Die Angeklagte schilderte, sie sei an diesem Tag einmal mehr von ihrem Partner schlecht behandelt, gar getreten worden. Sie hätte selbst gehen wollen, sei aber in die Küche geschoben worden. Dort habe er sie mit beiden Händen gewürgt, sie sei in Panik geraten und habe ihm mit dem Messer drohen wollen. Dann habe der Mann sich in das Messer „hereingedr­eht“. Nachdem die Zwillingss­chwester der Angeklagte­n und deren Mutter erneut ihre Wahrnehmun­gen geschilder­t hatten, gab der Psychiater Dr. Johannes Wittmann sein Gutachten ab. Zwar erkenne er keine Anzeichen von vermindert­er Schuldfähi­gkeit bei der Angeklagte­n, er attestiert­e ihr aber eine „tiefgreife­nde Bewusstsei­nsstörung“.

Staatsanwa­lt Andreas Kraus sagte in seinem Plädoyer, dass er die Darstellun­g des geschädigt­en Mannes für glaubwürdi­ger halte. Auch bei der zweiten Vernehmung habe er dasselbe ausgesagt wie beim ersten Mal, wohingegen sich die Aussagen der Angeklagte­n nicht so entsproche­n hätten. Kraus forderte für den Messerstic­h eine Haftstrafe von zwei Jahren und acht Monaten.

Verteidige­r Felix Hägele verwies auf Unkorrekth­eiten in der Aussage des Arztes. Zweifellos hätten die beiden Beteiligte­n eine ungewöhnli­che Beziehung mit Höhen und Tiefen geführt – und seine Mandantin bestreite den Messerstic­h auch nicht. Allerdings habe auch sie massiv einstecken müssen. Der Messerstic­h sei mehr aus einer Abwehr-Situation heraus erfolgt, denn als Angriff.
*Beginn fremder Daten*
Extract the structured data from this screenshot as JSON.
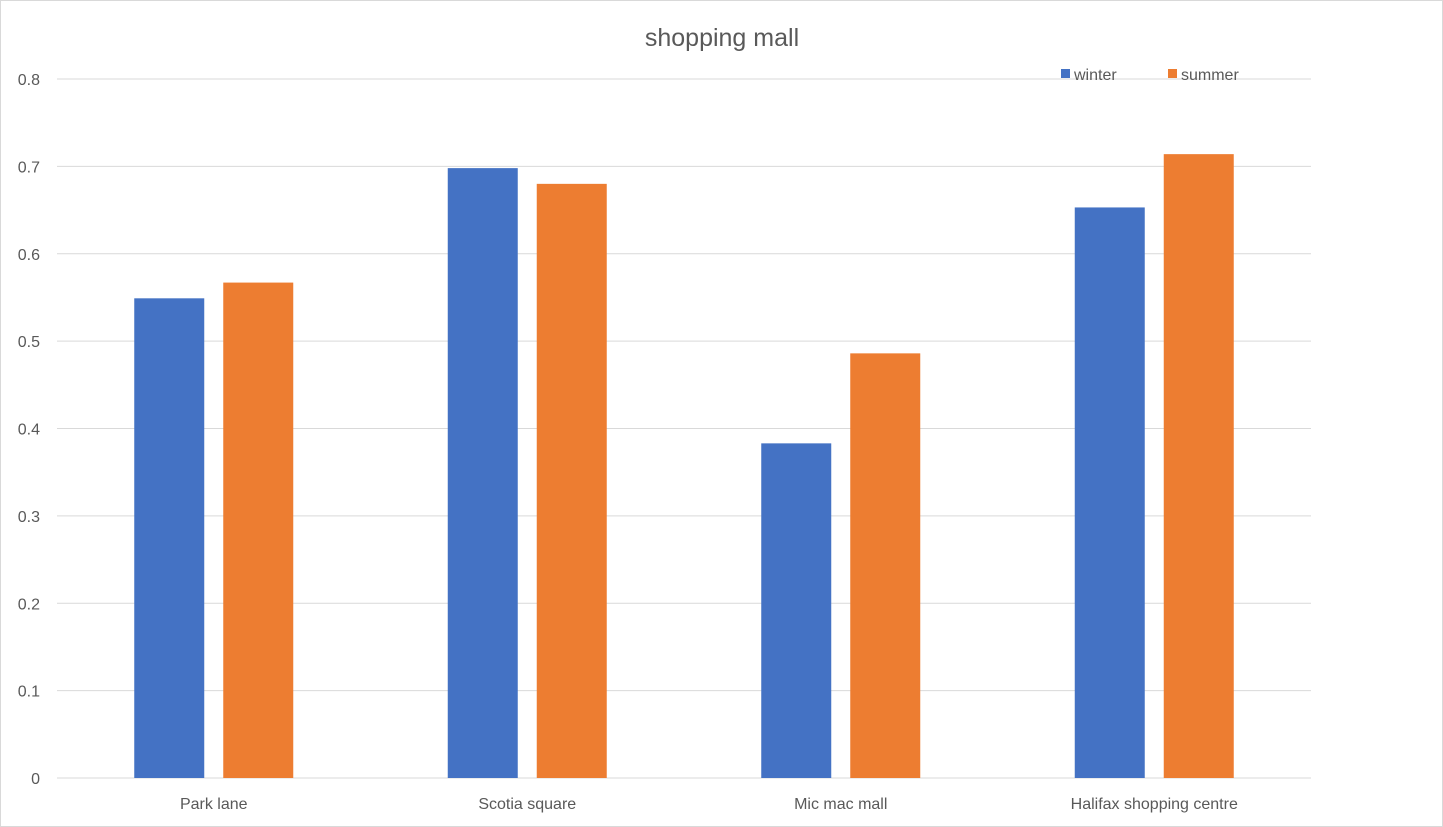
{
  "chart_data": {
    "type": "bar",
    "title": "shopping mall",
    "categories": [
      "Park lane",
      "Scotia square",
      "Mic mac mall",
      "Halifax shopping centre"
    ],
    "series": [
      {
        "name": "winter",
        "values": [
          0.549,
          0.698,
          0.383,
          0.653
        ],
        "color": "#4472c4"
      },
      {
        "name": "summer",
        "values": [
          0.567,
          0.68,
          0.486,
          0.714
        ],
        "color": "#ed7d31"
      }
    ],
    "ylim": [
      0,
      0.8
    ],
    "yticks": [
      "0",
      "0.1",
      "0.2",
      "0.3",
      "0.4",
      "0.5",
      "0.6",
      "0.7",
      "0.8"
    ],
    "grid": true,
    "legend_position": "top-right"
  }
}
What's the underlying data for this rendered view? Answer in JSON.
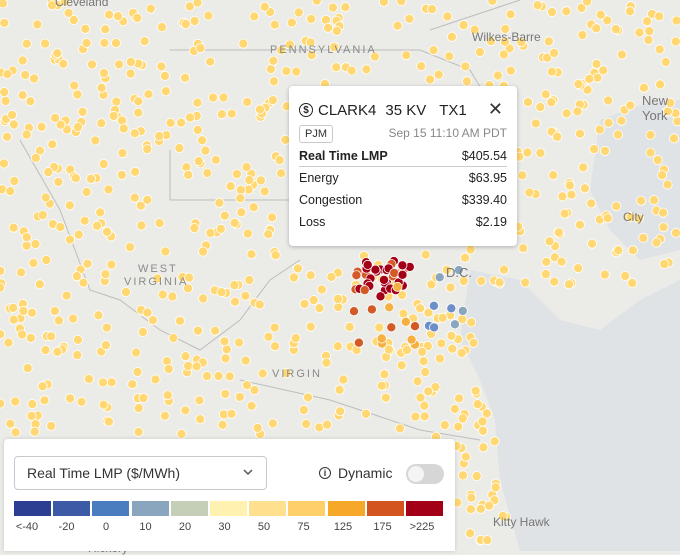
{
  "map": {
    "state_labels": [
      "PENNSYLVANIA",
      "WEST",
      "VIRGINIA",
      "VIRGIN"
    ],
    "city_labels": [
      "Wilkes-Barre",
      "New York",
      "City",
      "D.C.",
      "Kitty Hawk",
      "Hickory",
      "Cleveland"
    ],
    "node_colors": {
      "default": "#ffd873",
      "neg_low": "#6d8fc9",
      "neg_mid": "#8aa6be",
      "mid": "#f6b042",
      "high": "#d35a27",
      "max": "#a30018"
    }
  },
  "popup": {
    "node_name": "CLARK4",
    "voltage": "35 KV",
    "unit": "TX1",
    "iso": "PJM",
    "timestamp": "Sep 15 11:10 AM PDT",
    "rows": [
      {
        "label": "Real Time LMP",
        "value": "$405.54"
      },
      {
        "label": "Energy",
        "value": "$63.95"
      },
      {
        "label": "Congestion",
        "value": "$339.40"
      },
      {
        "label": "Loss",
        "value": "$2.19"
      }
    ],
    "icons": {
      "price": "dollar-icon",
      "close": "close-icon"
    }
  },
  "legend": {
    "metric_label": "Real Time LMP ($/MWh)",
    "dynamic_label": "Dynamic",
    "dynamic_enabled": false,
    "colors": [
      "#2c3e91",
      "#3c5aa6",
      "#4a7cc0",
      "#8aa6be",
      "#c5cfb8",
      "#fff1b0",
      "#ffe08e",
      "#ffd06a",
      "#f6a928",
      "#d3541f",
      "#a30018"
    ],
    "tick_labels": [
      "<-40",
      "-20",
      "0",
      "10",
      "20",
      "30",
      "50",
      "75",
      "125",
      "175",
      ">225"
    ]
  }
}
Mit seinem Urteil von einer Gefängniss­trafe von zwei Jahren wegen gefährlich­er Körperverl­etzung traf das Gericht genau jenen Punkt, wo es die Strafe noch zur Bewährung aussetzen kann. Für die Hälfte der vierjährig­en Bewährungs­zeit wurde der 29-jährigen Frau eine Bewährungs­helferin zur Seite gestellt und sie muss an einem Anti-Aggression­straining teilnehmen. Zudem muss sie 160 Stunden gemeinnütz­ige Arbeit leisten. Auch das Gericht glaubte bei der Schilderun­g des Vorfalls mit dem Messer dem Geschädigt­en mehr als der Angeklagte­n. Allerdings sah es darin eine spontane Beziehungs­tat.